Non-trainable parameters are quite a broad subject. A straightforward example is to consider the case of any specific NN model and its architecture.
Say we have already setup your network definition in Keras, and your architecture is something like 256->500->500->1. Based on this definition, we seem to have a Regression Model (one output) with two hidden layers (500 nodes each) and an input of 256.
One non-trainable parameters of your model is, for example, the number of hidden layers itself (2). Other could be the nodes on each hidden layer (500 in this case), or even the nodes on each individual layer, giving you one parameter per layer plus the number of layers itself.
These parameters are "non-trainable" because you can't optimize its value with your training data. Training algorithms (like back-propagation) will optimize and update the weights of your network, which are the actual trainable parameters here (usually several thousands, depending on your connections). Your training data as it is can't help you determine those non-trainable parameters.

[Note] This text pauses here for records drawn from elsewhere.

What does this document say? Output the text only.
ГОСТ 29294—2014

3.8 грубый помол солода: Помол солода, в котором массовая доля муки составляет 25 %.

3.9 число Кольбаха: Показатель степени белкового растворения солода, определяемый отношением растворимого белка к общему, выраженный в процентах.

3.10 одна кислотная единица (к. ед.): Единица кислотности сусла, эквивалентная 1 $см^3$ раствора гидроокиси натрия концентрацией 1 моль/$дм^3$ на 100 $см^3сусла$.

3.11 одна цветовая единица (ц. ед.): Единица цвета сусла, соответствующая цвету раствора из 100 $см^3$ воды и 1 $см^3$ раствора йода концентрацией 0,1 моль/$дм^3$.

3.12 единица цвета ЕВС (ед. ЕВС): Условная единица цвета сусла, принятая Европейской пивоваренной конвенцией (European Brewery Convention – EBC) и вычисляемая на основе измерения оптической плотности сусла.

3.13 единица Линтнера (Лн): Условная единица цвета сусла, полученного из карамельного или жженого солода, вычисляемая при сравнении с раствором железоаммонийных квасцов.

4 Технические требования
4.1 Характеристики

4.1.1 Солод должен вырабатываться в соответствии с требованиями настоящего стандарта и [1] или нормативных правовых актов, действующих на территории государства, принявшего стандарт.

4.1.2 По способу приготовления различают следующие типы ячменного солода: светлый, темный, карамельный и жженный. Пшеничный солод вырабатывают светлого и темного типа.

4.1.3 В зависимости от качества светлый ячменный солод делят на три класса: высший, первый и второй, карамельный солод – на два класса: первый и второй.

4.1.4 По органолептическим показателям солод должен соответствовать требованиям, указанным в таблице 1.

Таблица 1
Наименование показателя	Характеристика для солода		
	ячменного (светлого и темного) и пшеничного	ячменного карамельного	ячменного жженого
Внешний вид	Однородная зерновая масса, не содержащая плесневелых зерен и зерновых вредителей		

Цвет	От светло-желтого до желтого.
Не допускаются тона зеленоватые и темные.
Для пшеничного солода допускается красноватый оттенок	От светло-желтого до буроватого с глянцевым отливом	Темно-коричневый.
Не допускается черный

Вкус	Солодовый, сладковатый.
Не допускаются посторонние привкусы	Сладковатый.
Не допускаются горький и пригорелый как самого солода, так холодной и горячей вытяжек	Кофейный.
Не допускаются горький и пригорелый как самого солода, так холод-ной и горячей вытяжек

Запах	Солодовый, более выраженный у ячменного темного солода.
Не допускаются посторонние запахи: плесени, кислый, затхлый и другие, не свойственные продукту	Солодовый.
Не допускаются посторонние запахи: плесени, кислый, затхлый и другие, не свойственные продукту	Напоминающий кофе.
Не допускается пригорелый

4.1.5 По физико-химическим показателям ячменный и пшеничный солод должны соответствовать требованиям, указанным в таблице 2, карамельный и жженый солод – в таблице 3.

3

However, this does not mean that numberHiddenLayers is not trainable at all, it only means that in this model and its implementation we are unable to do so. We could make numberHiddenLayers trainable; the easiest way would be to define another ML algorithm that takes this model as input and trains it with several values of numberHiddenLayers. The best value is obtained with the model that outperformed the others, thus optimizing the numberHiddenLayers variable.
In other words, non-trainable parameters of a model are those that you will not be updating and optimized during training, and that have to be defined a priori, or passed as inputs.
It is clear that if you freeze any layer of the network. all params on that frozen layer turn to non-trainable. On the other hand if you design your network from the scratch, it might have some non-trainable parameters too. For instance batchnormalization layer has 4 parameter which are;
[gamma weights, beta weights, moving_mean, moving_variance]
The first two of them are trainable but last two are not. So the batch normalization layer is highly probably the reason that your custom network has non-trainable paramteres.